To Follow Treatment Plans

    It’s important that you follow the treatment plans devised by the attending physician and your supervising nurse. An integral part of critical thinking requires you to understand instructions when they’re given to you and to speak up when you don’t believe you have all the information you need to act appropriately. Being able to admit that you don’t understand an instruction requires a level of humility present in critical thinkers who know they don’t always have all the answers. Asking questions to clarify your instructions and your understanding is a vital component of the critical thinking you need to best serve your patients.

To Document Appropriately

    As a primary care giver in a health care setting, you’ll pass on your observations to the shift of nurses following up behind you, to your supervisor and to the doctors taking care of your patients. You must be able to determine which information is important to document and what is not. You’ll have regular orders to complete, like taking and recording patients’ temperatures, blood pressure and heart rates, but you can’t write down every single word the patient spoke or every thought you may have had during your shift, so you’ve got to rely on your critical thinking skills to ensure you pass on the most vital information others need.

To Supervise Others

    Very often, it’s up to you to supervise CNAs and orderlies on your floor, especially if you work in a nursing home or long-term care facility.
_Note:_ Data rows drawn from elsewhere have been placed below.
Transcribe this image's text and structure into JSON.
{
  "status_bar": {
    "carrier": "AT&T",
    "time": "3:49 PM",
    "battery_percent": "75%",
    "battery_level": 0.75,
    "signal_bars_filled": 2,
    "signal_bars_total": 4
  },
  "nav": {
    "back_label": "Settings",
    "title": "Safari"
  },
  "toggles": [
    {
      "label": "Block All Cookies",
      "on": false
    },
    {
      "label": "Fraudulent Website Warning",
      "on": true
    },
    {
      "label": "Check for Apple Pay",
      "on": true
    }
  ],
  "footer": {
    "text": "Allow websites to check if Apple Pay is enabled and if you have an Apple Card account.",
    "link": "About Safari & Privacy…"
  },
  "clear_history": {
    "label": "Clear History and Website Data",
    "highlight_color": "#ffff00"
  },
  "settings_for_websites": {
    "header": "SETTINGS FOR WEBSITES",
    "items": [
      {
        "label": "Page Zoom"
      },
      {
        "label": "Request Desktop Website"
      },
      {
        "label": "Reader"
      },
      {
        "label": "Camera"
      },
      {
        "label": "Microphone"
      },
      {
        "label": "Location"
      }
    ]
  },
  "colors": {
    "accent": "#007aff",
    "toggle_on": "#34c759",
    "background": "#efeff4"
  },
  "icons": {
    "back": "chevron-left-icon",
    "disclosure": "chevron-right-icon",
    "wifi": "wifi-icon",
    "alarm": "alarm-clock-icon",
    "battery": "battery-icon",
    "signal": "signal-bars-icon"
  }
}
You really need to rely on your critical thinking skills when it comes to supervising others in a medical setting because incorrect assumptions or wrong moves could lead to costly mistakes. For example, when you watch a new CNA move a patient to change the sheets on the bed, you must know when to allow her to clumsily figure out the best procedure and when to jump in and assist to prevent an injury. You’ve got to decide what you can safely delegate and which tasks you should handle yourself. You’ve got to build rapport with your staff while maintaining your authority to be an effective supervisor.